Unos años después, aquella decepción tuvo un segundo capítulo que Mayra abrazó con toda la energía que se la ve desplegar. Néstor Kirchner llamaba a la transversalidad, y Mayra es uno de los cuadros más jóvenes y al mismo tiempo más curtidos en ese llamado. Cuando ya se había recuperado la ex Esma, cuando estaba en marcha el desendeudamiento y la Argentina giraba geopolíticamente para integrarse como miembro eje de la América latina que se miraba a sí misma, Mayra ya era kirchnerista. Una de las primeras cosas que hizo, cuando todavía no existía La Cámpora ni siquiera embrionariamente, fue plantarse en el Comité Radical de Quilmes e interpelar a la juventud. “¿No les hubiese gustado que De la Rúa hubiese hecho lo que hoy hace Néstor Kirchner?”, le preguntaba a un auditorio perplejo. Terminaron primero echándola y luego prohibiéndole la entrada. Cuando hicimos las entrevistas para el libro Fuerza Propia y me contó esa anécdota, me divirtió su remate: “Que poca capacidad para contener a una joven, ¿no?”
Por esa época de las entrevistas, Mayra comenzaba su trabajo como diputada.

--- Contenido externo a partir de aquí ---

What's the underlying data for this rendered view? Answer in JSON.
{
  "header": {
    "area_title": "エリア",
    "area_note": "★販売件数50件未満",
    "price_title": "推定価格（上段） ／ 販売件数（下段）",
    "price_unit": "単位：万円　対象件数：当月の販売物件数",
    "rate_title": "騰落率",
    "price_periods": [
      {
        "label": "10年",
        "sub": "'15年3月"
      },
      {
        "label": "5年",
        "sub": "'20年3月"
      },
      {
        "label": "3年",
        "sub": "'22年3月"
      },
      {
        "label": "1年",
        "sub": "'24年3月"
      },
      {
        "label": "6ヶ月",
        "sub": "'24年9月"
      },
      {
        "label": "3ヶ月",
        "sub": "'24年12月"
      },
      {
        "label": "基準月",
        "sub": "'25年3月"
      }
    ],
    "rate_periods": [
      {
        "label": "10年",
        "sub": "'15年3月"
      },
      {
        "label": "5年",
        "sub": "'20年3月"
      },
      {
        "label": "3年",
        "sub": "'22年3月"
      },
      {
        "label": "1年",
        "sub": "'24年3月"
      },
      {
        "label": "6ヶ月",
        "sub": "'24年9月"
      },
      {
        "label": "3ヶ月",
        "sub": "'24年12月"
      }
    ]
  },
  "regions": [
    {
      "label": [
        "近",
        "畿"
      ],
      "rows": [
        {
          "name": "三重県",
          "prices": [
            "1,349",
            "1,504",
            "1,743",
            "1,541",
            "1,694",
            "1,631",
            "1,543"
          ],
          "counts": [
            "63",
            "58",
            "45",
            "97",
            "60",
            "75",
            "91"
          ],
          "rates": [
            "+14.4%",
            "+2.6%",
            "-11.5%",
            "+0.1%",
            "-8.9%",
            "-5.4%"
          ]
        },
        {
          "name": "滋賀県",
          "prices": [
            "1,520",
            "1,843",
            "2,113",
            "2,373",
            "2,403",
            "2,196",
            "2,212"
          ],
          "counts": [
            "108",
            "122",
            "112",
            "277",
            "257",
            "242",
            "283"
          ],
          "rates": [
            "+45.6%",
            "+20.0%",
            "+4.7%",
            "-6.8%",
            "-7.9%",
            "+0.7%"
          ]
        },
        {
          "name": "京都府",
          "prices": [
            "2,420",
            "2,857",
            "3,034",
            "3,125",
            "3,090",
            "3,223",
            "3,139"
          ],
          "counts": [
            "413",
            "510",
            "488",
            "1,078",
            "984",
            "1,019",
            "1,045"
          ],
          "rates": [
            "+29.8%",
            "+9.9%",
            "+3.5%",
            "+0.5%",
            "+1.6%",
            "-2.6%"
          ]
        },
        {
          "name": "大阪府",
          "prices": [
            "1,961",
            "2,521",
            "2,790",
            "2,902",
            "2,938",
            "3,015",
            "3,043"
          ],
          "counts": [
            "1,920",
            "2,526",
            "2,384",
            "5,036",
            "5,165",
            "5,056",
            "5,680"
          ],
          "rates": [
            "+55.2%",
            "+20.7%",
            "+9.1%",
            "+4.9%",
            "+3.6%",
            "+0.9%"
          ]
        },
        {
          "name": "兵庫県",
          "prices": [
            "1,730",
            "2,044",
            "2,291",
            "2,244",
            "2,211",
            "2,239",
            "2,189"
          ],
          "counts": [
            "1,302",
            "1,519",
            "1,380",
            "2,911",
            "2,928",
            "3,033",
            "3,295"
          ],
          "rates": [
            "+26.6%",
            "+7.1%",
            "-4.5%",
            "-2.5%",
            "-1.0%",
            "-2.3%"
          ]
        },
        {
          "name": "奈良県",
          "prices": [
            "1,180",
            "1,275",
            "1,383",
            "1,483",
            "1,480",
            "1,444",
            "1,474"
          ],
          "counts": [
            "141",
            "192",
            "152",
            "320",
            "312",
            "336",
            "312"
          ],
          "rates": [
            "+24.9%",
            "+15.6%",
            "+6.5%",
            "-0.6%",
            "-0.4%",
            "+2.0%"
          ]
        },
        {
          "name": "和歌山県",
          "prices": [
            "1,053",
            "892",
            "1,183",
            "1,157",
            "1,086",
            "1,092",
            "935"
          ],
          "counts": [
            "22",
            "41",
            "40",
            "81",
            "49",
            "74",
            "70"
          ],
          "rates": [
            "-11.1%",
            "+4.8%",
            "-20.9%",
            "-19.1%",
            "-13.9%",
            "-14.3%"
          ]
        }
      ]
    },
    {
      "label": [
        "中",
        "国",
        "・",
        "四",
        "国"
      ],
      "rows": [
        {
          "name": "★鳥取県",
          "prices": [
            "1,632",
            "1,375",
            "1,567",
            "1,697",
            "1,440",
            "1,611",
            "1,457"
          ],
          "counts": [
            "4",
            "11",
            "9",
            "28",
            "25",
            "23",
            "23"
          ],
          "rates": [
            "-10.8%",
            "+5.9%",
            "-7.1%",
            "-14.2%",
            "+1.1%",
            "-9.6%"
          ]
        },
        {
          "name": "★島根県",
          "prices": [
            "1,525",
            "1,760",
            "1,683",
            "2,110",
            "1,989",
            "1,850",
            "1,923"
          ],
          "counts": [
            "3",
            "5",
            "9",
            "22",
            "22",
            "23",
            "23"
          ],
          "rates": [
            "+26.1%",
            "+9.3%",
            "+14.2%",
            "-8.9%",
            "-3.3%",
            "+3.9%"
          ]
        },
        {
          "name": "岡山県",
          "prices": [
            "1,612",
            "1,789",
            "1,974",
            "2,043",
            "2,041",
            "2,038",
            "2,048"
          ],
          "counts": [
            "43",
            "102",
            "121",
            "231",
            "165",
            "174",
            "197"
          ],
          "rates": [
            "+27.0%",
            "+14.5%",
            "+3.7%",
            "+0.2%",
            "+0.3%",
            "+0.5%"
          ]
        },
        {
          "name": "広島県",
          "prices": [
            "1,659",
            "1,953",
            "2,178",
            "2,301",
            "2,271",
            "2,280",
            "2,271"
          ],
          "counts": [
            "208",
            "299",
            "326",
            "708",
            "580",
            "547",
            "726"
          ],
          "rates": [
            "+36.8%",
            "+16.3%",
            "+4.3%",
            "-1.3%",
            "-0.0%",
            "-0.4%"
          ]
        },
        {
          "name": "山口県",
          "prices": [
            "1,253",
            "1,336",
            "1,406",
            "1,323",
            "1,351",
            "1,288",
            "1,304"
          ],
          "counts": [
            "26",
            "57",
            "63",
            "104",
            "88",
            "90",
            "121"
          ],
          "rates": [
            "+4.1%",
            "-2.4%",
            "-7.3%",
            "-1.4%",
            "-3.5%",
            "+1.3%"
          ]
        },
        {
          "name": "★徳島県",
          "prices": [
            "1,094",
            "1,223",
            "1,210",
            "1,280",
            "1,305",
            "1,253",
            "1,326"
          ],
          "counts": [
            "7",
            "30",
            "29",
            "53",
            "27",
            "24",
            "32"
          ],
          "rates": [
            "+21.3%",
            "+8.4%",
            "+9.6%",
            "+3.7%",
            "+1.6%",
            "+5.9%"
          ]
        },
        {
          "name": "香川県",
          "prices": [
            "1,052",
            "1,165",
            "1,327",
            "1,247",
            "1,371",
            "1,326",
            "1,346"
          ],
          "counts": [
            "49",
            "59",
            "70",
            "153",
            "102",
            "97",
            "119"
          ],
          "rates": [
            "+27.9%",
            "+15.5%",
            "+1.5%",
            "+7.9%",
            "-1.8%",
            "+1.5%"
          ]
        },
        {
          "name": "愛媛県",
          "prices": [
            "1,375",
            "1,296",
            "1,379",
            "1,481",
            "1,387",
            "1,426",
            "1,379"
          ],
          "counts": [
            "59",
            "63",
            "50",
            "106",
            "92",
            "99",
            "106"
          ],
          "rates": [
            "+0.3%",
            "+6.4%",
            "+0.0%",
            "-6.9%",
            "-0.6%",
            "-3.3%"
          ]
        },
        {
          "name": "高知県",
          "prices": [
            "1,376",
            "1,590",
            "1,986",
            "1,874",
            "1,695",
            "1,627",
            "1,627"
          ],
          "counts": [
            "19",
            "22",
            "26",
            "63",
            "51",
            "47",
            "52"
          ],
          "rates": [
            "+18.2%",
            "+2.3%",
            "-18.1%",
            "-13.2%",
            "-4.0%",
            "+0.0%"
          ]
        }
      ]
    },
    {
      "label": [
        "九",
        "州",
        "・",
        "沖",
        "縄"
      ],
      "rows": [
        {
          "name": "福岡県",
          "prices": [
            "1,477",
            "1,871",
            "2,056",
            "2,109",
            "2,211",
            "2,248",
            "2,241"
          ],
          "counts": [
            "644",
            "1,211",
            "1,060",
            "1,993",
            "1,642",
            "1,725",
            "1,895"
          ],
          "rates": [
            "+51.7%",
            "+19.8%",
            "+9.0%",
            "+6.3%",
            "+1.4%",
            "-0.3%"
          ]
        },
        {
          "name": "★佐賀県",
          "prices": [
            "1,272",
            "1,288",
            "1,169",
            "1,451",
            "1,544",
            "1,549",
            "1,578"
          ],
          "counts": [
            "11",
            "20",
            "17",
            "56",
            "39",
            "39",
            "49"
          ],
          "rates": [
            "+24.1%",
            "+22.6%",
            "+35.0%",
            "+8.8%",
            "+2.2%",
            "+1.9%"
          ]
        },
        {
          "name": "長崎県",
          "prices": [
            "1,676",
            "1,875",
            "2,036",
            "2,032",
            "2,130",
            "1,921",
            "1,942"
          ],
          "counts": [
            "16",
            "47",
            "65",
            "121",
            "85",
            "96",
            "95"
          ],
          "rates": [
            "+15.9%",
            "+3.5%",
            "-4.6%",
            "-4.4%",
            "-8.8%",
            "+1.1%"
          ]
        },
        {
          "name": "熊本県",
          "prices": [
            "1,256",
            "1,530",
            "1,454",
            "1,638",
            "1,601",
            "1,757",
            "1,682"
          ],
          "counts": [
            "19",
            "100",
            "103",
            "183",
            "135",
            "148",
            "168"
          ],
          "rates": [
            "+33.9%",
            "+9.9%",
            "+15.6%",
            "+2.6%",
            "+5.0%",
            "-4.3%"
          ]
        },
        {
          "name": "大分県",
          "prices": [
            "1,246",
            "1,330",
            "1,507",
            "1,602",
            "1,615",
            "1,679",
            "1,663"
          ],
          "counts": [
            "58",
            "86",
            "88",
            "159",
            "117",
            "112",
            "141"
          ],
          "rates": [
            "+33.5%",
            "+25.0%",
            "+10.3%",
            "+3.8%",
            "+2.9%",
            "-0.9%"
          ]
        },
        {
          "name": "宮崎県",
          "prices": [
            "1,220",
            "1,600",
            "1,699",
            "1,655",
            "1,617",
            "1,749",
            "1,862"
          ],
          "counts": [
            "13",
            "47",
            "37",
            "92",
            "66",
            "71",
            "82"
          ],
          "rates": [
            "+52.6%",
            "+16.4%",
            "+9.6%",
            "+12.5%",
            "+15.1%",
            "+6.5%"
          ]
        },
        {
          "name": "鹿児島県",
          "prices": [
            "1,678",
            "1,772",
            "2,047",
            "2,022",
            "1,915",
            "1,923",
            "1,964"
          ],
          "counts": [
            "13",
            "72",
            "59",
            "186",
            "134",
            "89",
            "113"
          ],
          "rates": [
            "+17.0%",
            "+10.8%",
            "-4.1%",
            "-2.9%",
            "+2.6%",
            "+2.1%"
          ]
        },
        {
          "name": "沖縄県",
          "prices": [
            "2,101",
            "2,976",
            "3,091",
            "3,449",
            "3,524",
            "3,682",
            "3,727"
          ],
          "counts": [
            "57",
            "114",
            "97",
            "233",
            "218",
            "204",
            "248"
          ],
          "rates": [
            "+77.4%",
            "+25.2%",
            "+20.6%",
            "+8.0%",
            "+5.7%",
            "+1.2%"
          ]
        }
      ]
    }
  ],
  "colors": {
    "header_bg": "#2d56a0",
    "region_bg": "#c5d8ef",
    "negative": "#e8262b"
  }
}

Pero al mismo tiempo, se negaba terminantemente a abandonar ni un milímetro su trabajo en la Unidad Básica Cristina Corazón, de la ribera quilmeña. Tenía un ajetreo en su vida que era difícil de asimilar mirándolo de afuera. Tenía días que empezaban muy temprano y terminaban siempre muy tarde, a lo largo de los cuales cada cosa era relevante. Estudiar un proyecto de ley, ver el estado de la vacunación en el barrio, controlar que un trámite especial girado a la Ansés para algún beneficiario con problemas siguiera su curso, cumplir su parte en la organización de cada marcha, y finalmente, cumplir con su rol de miembro de la Mesa Nacional de La Cámpora.
Uno diría que si hay soldados de Cristina, Mayra es una. Pero el lenguaje nos tiende una nueva trampa y la palabra “soldada” significa otra cosa. Mayra es mujer, como Milagro. Y no es casual ni está desprendido de la injusticia feroz que tiene lugar en Jujuy con la prisión de la líder de la Tupac Amaru, que el día de la lectura de los alegatos la imagen que detonó en este país haya sido la de Mayra acogotada por un policía que, entre otras cosas, si tenía orden de reprimir hubiese podido elegir a alguien de su tamaño, pero se inclinó por inmovilizar a una chica que pesa un tercio de lo que pesa él.
Se superponen prácticas autoritarias generales con la misoginia en bruto que presenciamos en este último tiempo, cuando los bajos instintos de esta sociedad parecen haberse concentrado al calor del visto bueno del poder. Se desquitan con las mujeres. Los que tienen mucho, poco o una porción de poder. En las mujeres es que ven, esos hombres pertenecientes a fuerzas de seguridad o no, la amenaza a un statu quo mucho más ancestral que el populismo que dicen repeler. El nuevo régimen global apela tanto a la emocionalidad sin texto, a lo brutal reprimido, al racismo, a la arbitrariedad, a la soberbia de su propia naturaleza, que se desmadra hacia el aplastamiento de todo lo que ve débil y presume fuerte. En el uso de la fuerza, muchas veces, lo que se ve es impotencia.